Proposition 1 is an easy consequence of the second moment computation and Talagrand’s inequality, which among other things provides a sharp concentration result for convex Lipschitz functions on the cube ${\{-1,+1\}^n}$; since ${\hbox{dist}(x,V)}$ is indeed a convex Lipschitz function, this inequality can be applied immediately. The proof of Talagrand’s inequality is short and can be found in several textbooks (e.g. Alon and Spencer), but I thought I would reproduce the argument here (specialised to the convex case), mostly to force myself to learn the proof properly. Note the concentration of ${O(1)}$ obtained by Talagrand’s inequality is much stronger than what one would get from more elementary tools such as Azuma’s inequality or McDiarmid’s inequality, which would only give concentration of about ${O(\sqrt{n})}$ or so (which is in fact trivial, since the cube ${\{-1,+1\}^n}$ has diameter ${2\sqrt{n}}$); the point is that Talagrand’s inequality is very effective at exploiting the convexity of the problem, as well as the Lipschitz nature of the function in all directions, whereas Azuma’s inequality can only easily take advantage of the Lipschitz nature of the function in coordinate directions. On the other hand, Azuma’s inequality works just as well if the ${\ell^2}$ metric is replaced with the larger ${\ell^1}$ metric, and one can conclude that the ${\ell^1}$ distance between ${X}$ and ${V}$ concentrates around its median to a width ${O(\sqrt{n})}$, which is a more non-trivial fact than the ${\ell^2}$ concentration bound given by that inequality. (The computation of the median of the ${\ell^1}$ distance is more complicated than for the ${\ell^2}$ distance, though, and depends on the orientation of ${V}$.)

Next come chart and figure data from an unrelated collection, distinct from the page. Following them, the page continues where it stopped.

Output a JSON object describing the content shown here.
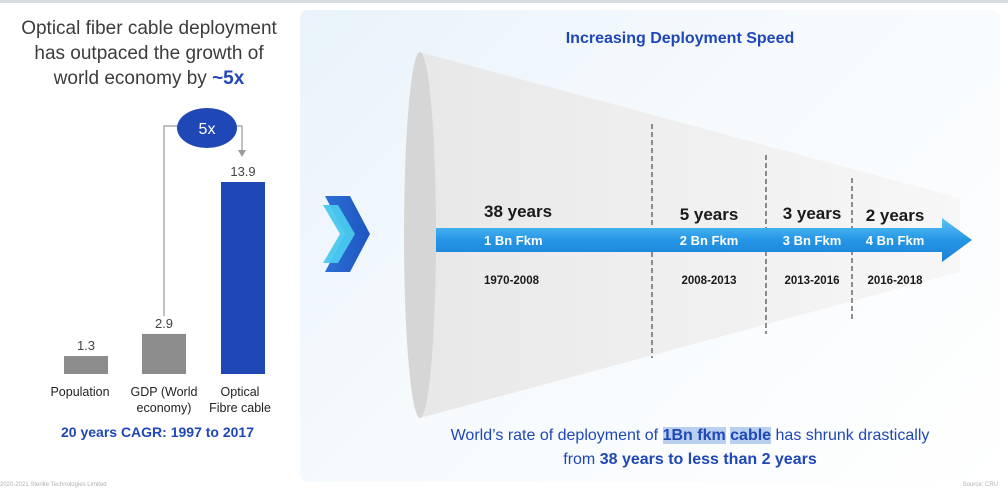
{
  "left_heading": {
    "line1": "Optical fiber cable deployment",
    "line2": "has outpaced the growth of",
    "line3_prefix": "world economy by ",
    "line3_emph": "~5x"
  },
  "multiplier_badge": "5x",
  "cagr_label": "20 years CAGR: 1997 to 2017",
  "right_heading": "Increasing Deployment Speed",
  "footer": {
    "line1_prefix": "World’s rate of deployment of ",
    "line1_hl1": "1Bn fkm",
    "line1_hl2": "cable",
    "line1_suffix": " has shrunk drastically",
    "line2_prefix": "from ",
    "line2_bold": "38 years to  less than 2 years"
  },
  "footnote": "2020-2021 Sterlite Technologies Limited",
  "source_note": "Source: CRU",
  "colors": {
    "accent_blue": "#1f47b6",
    "bar_gray": "#8c8c8c",
    "arrow_blue": "#1e8fe0",
    "chevron_dark": "#1f5fc7",
    "chevron_light": "#49c8ee"
  },
  "chart_data": [
    {
      "type": "bar",
      "categories": [
        "Population",
        "GDP (World economy)",
        "Optical Fibre cable"
      ],
      "category_lines": [
        [
          "Population"
        ],
        [
          "GDP (World",
          "economy)"
        ],
        [
          "Optical",
          "Fibre cable"
        ]
      ],
      "values": [
        1.3,
        2.9,
        13.9
      ],
      "value_labels": [
        "1.3",
        "2.9",
        "13.9"
      ],
      "bar_colors": [
        "#8c8c8c",
        "#8c8c8c",
        "#1f47b6"
      ],
      "ylim": [
        0,
        13.9
      ],
      "grid": false,
      "title": "",
      "xlabel": "",
      "ylabel": ""
    },
    {
      "type": "timeline",
      "title": "Increasing Deployment Speed",
      "segments": [
        {
          "duration": "38 years",
          "volume": "1 Bn Fkm",
          "period": "1970-2008"
        },
        {
          "duration": "5 years",
          "volume": "2 Bn Fkm",
          "period": "2008-2013"
        },
        {
          "duration": "3 years",
          "volume": "3 Bn Fkm",
          "period": "2013-2016"
        },
        {
          "duration": "2 years",
          "volume": "4 Bn Fkm",
          "period": "2016-2018"
        }
      ]
    }
  ]
}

Remark 1 If one makes the coordinates of ${X}$ iid Gaussian variables ${x_i \equiv N(0,1)}$ rather than random signs, then Proposition 1 is much easier to prove; the probability distribution of a Gaussian vector is rotation-invariant, so one can rotate ${V}$ to be, say, ${{\bf R}^d}$, at which point ${\hbox{dist}(X,V)^2}$ is clearly the sum of ${n-d}$ independent squares of Gaussians (i.e. a chi-square distribution), and the claim follows from direct computation (or one can use the Chernoff inequality). The gaussian counterpart of Talagrand’s inequality is more classical, being essentially due to Lévy, and will also be discussed later in this post.